Problemas reais que eu vi acontecer

Uma situação que não é citada com frequência suficiente: a artéria umbilical única pode dificultar a colocação de cateter umbilical em recém-nascidos prematuros que precisam de suporte intensivo. Com apenas uma artéria disponível, o acesso venoso pelo cordão ainda é possível, mas o acesso arterial fica mais desafiador. Em uma ocasião, tive que orientar a equipe de neonatologia sobre a abordagem alternativa usando punção venosa periférica direta, pois a via umbilical arterial simplesmente não estava disponível. Isso economizou tempo precioso nos primeiros minutos de manejo. Outro ponto prático: algumas pacientes com AAU desenvolvem restrição de crescimento intrauterino (RCIU) mais frequentemente do que a gestação normal. Isso não é uma regra, mas a incidência é suficientemente alta para justificar o acompanhamento estreito. Se você está acompanhado e faz os ultrassons de crescimento em dia, qualquer desvio de curva será captado cedo.

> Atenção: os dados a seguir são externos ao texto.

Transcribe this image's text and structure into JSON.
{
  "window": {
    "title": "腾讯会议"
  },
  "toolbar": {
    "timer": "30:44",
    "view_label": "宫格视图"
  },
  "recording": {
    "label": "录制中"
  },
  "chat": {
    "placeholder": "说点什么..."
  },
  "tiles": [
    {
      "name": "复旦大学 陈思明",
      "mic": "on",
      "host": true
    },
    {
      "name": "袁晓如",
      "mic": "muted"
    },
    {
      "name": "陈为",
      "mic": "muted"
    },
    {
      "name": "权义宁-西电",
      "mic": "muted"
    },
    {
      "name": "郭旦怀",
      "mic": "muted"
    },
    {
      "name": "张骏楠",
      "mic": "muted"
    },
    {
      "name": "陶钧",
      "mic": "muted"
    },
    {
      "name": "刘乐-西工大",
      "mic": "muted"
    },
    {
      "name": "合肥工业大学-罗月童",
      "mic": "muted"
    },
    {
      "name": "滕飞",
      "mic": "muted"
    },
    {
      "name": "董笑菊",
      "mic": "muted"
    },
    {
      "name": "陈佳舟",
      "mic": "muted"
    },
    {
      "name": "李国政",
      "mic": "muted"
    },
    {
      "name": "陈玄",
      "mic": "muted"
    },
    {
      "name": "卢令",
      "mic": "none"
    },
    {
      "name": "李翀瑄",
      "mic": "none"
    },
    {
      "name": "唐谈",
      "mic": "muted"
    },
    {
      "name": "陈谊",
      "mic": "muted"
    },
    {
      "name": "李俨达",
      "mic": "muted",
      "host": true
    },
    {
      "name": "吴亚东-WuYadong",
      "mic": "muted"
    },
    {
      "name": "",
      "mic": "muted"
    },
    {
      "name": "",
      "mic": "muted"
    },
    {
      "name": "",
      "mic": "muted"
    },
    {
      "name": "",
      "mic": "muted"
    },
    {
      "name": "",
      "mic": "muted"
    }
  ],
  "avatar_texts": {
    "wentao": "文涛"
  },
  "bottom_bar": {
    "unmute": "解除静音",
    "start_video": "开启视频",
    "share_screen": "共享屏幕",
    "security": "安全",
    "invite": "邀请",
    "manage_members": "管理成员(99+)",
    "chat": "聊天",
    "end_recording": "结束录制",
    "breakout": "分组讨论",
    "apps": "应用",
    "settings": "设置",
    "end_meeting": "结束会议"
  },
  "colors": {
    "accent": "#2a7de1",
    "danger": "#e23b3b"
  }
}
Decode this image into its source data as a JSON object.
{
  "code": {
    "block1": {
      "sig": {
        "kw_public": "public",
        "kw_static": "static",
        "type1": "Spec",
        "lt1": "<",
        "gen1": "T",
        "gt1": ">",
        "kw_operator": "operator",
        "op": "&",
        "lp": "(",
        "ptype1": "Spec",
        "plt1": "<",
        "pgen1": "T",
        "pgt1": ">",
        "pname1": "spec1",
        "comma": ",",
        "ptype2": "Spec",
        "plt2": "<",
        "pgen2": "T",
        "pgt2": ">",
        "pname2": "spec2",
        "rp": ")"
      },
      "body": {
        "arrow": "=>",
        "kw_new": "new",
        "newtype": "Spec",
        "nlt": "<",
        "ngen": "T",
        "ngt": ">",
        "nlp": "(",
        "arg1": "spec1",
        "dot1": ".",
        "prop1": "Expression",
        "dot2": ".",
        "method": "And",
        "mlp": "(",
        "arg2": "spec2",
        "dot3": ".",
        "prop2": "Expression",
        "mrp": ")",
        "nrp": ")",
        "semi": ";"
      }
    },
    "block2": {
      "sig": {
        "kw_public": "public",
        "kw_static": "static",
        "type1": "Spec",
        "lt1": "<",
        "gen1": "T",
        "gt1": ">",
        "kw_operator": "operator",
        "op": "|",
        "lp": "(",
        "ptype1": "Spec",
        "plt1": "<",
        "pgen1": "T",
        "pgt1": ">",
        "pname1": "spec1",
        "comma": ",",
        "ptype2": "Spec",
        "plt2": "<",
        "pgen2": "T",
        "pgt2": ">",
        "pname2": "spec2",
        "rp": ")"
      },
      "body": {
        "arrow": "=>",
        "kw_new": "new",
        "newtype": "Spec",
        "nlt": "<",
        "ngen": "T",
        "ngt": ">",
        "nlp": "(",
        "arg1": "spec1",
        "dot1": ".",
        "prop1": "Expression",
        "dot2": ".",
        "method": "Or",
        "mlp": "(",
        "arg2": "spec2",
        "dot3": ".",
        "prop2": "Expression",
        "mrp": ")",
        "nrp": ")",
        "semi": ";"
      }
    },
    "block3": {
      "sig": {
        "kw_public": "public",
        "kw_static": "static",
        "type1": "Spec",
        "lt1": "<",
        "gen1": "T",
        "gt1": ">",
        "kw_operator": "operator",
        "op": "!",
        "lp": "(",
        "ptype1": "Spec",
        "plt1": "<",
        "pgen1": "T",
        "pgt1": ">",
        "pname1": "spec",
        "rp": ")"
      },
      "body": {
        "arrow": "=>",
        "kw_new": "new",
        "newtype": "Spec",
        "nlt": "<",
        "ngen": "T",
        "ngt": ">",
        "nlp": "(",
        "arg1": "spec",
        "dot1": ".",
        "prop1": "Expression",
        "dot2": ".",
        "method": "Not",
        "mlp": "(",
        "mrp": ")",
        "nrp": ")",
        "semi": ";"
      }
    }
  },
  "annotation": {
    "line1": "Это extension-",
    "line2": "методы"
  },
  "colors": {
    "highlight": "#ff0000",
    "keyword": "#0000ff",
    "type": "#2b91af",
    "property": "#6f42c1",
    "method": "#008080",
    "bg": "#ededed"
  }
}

O que os depoimentos não dizem

Os relatos mais otimistas costumam omitir o impacto emocional. Gestar sabendo que seu bebê tem uma anomalia custa energia psicológica que não aparece nos "foi tudo bem no final" dos fóruns. A cada ultrassom seguinte, há uma mínima tensão até o resultado aparecer. Isso é normal e não é fraqueza. Reconhecer isso ajuda a pedir apoio quando necessário. Também é raro encontrar menção ao fato de que o parto podem ser indicado por cesariana em alguns casos, especialmente se houver RCIU associada ou alterações no Doppler. Não é automático. Muitas gestações com AAU isolada vão a termo e são conduzidas por via vaginal sem intercorrências. Mas estar ciente dessa possibilidade evita sustos na hora da decisão.

Resumo objetivo

Artéria umbilical única isolada tem bom prognóstico na grande maioria dos casos. O acompanhamento deve ser mais rigoroso, com dopplersonografia e ecocardiografia fetal. As principais complicações associadas são defeitos cardíacos, restrição de crescimento e maior vigilância no trabalho de parto. Depois do nascimento, crianças com AAU isolada se desenvolvem normalmente. O acompanhamento pós-natal costuma incluir uma avaliação cardiológica de confirmação, mesmo quando a ecocardiografia fetal foi normal. Se você ou alguém próximo recebeu esse diagnóstico, o mais importante é garantir que o acompanhamento prenatal esteja em dia. Isso transforma uma condição que assusta no papel em uma gestação que pode ser acompanhada com segurança.